File Systems Designs
Filesys Implementation
- filesys structures
- block bitmap
- track usage info of hundreds of millions of sector/block
- bitmap use 1 bit to encode each block's usage status, efficient and compact
- to reduce size of bitmap, can use 1 bit to track multiple blocks
- is this a persistent structure? where should we store the bitmap?
- blocks taken up by the bitmap are marked as used in the bitmap!
- metadata (inode) table
- reserved blocks on disk that stores metadata for file/directory
- metadata for the root directory typically has a known location in the table
- is this a persistent structure? where should we store the inode table?
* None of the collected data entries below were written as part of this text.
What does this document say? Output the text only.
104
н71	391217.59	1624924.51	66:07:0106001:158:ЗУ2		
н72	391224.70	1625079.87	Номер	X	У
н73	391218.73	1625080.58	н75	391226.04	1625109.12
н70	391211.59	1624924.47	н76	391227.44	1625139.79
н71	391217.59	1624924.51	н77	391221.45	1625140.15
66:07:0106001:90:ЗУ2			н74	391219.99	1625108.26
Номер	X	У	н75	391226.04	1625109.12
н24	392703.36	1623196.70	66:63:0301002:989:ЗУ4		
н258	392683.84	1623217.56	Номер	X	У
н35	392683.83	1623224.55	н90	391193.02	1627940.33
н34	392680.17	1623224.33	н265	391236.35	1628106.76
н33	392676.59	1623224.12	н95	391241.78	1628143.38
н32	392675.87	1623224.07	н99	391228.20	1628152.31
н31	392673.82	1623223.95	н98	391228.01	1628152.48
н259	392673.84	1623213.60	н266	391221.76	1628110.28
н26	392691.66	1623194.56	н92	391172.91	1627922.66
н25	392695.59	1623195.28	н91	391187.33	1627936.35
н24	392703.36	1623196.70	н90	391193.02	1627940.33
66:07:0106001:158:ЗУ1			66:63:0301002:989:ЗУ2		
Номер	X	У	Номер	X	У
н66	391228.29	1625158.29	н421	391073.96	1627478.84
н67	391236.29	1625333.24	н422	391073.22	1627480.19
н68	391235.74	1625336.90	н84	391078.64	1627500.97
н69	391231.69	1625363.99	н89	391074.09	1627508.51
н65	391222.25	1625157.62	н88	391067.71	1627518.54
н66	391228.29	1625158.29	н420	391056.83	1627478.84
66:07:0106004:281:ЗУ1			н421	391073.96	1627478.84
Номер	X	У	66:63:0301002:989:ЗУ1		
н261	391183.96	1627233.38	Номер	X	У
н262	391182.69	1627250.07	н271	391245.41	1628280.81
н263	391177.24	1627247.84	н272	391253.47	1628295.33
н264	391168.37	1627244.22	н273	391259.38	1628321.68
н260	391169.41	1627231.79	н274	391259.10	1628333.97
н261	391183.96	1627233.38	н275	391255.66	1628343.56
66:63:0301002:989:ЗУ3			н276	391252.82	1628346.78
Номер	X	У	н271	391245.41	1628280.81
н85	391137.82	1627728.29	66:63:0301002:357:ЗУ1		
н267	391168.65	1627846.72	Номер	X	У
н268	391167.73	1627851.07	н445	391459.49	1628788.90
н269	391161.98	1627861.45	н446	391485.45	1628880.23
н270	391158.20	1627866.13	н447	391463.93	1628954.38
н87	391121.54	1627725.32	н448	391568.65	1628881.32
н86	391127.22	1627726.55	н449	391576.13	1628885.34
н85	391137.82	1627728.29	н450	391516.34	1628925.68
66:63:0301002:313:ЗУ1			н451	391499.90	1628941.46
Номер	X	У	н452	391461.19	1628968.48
- blocks taken up by the inode table are marked as used in the bitmap!
- superblock
- file system metadata, stored at known location on disk
- includes filesys size, block size, location of the bitmap and inode table
- can locate filesys structures just from the superblock
- data layout
- so far we just said metadata track where data is on disk, but how?
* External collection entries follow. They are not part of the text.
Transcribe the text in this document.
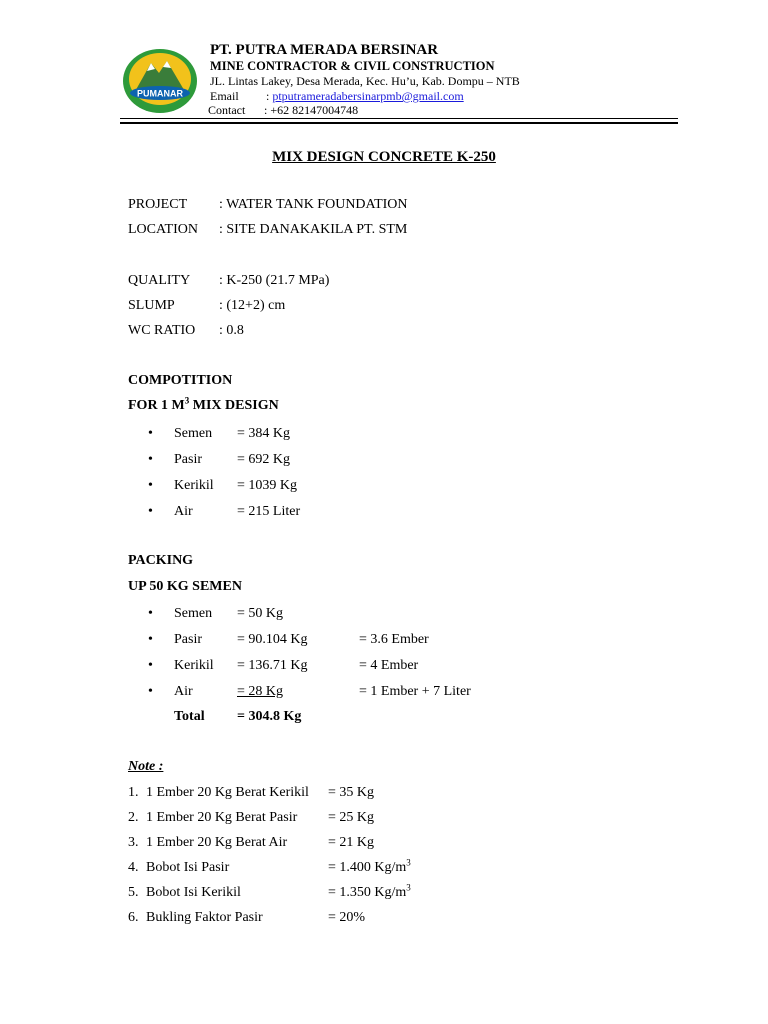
PUMANAR
PT. PUTRA MERADA BERSINAR
MINE CONTRACTOR & CIVIL CONSTRUCTION
JL. Lintas Lakey, Desa Merada, Kec. Hu’u, Kab. Dompu – NTB
Email : ptputrameradabersinarpmb@gmail.com
Contact : +62 82147004748
MIX DESIGN CONCRETE K-250
PROJECT : WATER TANK FOUNDATION
LOCATION : SITE DANAKAKILA PT. STM
QUALITY : K-250 (21.7 MPa)
SLUMP	: (12+2) cm
WC RATIO : 0.8
COMPOTITION
FOR 1 $M^3$ MIX DESIGN
• Semen = 384 Kg
• Pasir	= 692 Kg
• Kerikil = 1039 Kg
• Air	= 215 Liter
PACKING
UP 50 KG SEMEN
• Semen = 50 Kg
• Pasir	= 90.104 Kg	= 3.6 Ember
• Kerikil = 136.71 Kg	= 4 Ember
• Air	= 28 Kg	= 1 Ember + 7 Liter
Total = 304.8 Kg
Note :
1. 1 Ember 20 Kg Berat Kerikil = 35 Kg
2. 1 Ember 20 Kg Berat Pasir = 25 Kg
3. 1 Ember 20 Kg Berat Air	= 21 Kg
4. Bobot Isi Pasir	= 1.400 $Kg/m^3$
5. Bobot Isi Kerikil	= 1.350 $Kg/m^3$
6. Bukling Faktor Pasir	= 20%
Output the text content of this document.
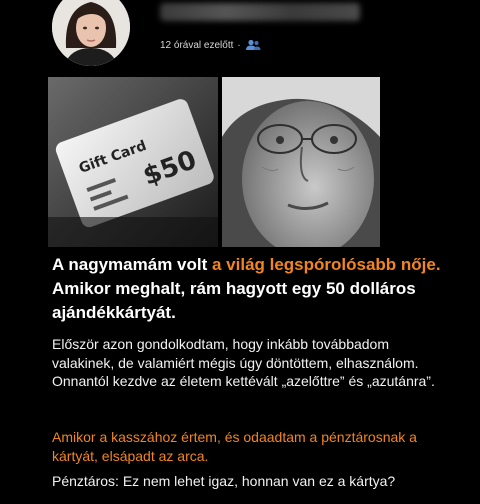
12 órával ezelőtt ·
Gift Card
$50

A nagymamám volt a világ legspórolósabb nője. Amikor meghalt, rám hagyott egy 50 dolláros ajándékkártyát.

Először azon gondolkodtam, hogy inkább továbbadom valakinek, de valamiért mégis úgy döntöttem, elhasználom. Onnantól kezdve az életem kettévált „azelőttre” és „azutánra”.

Amikor a kasszához értem, és odaadtam a pénztárosnak a kártyát, elsápadt az arca.

Pénztáros: Ez nem lehet igaz, honnan van ez a kártya?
- depends on how the data is laid out on disk!
- basic techniques
- contiguous
- allocate consecutive blocks on disk
- metadata tracks the starting block number and the number of blocks
- how do you locate which block contains the ith byte of data?
- linked
- can allocate block anywhere on disk, each block stores data + a pointer to the next block
- metadata tracks the block number of the first data block
- how do you locate which block contains the ith byte of data?
- array
- store an array of block pointers, data blocks can be anywhere on disk
- limited by the size of array
- how do you locate which block contains the ith byte of data?
- indexed/indirection
- instead of storing an array inside the metadata itself, stores it inside a block
- metadata tracks the (index) block holding an array of blocks
- keeps the inode size small, more disk op is needed to find a data block
- how do you locate which block contains the ith byte of data?
- combined techniques
- extents
- one extent tracks a contiguous section of blocks
- track multiple extents via array and/or linked approach
- multilevel indexed pointers
- track an array of blocks, some point to the actual data, some to an indexed block, some to a doubly indexed block
Case Study: Fast File System (FFS)
- designed for good disk performance
- linux ext2 (1993-2001) and ext3 (2001-2006) uses this design
- data layout: multilevel index
- inode (metadata) stores 15 pointers to track data location
- first 12 are pointers to data blocks
- pointer 13 is a pointer to an indirect block
- pointer 14 is a pointer to a doubly indirect block
- pointer 15 is a pointer to a triply indirect block
- can locate data for small files quickly while still support large files
- any limitation for file size with this layout?
- what would the inode look like if the file is only 100 bytes?
- what would the inode look like if we do a write at 0, and a write at a large offset (sparse file)?
- normally append happens when we write past end of file
- POSIX also has a
lseek
system call that lets a process sets a file offset past its current size
- write at a large offset past end of file can also extend file
- what should happen to the gap? do we allocate blocks for it?
- design for disk: locality heuristics
- access nearby sectors are way faster than access random sectors on disk due to less arm movement
- if we place sectors that are likely referenced together close by, our requests can be served faster
- block group placement
- group nearby tracks on each platter into block groups
- each group has its own inode array, inode bitmap, and data bitmaps
- place related things within the same block group and unrelated things in different ones
- what's related? data and metadata of a file, files within the same directory
- what's unrelated? files in different directories, different directories (are these always unrelated?)
- exceptions for large file: what may happen if we use this approach on large file?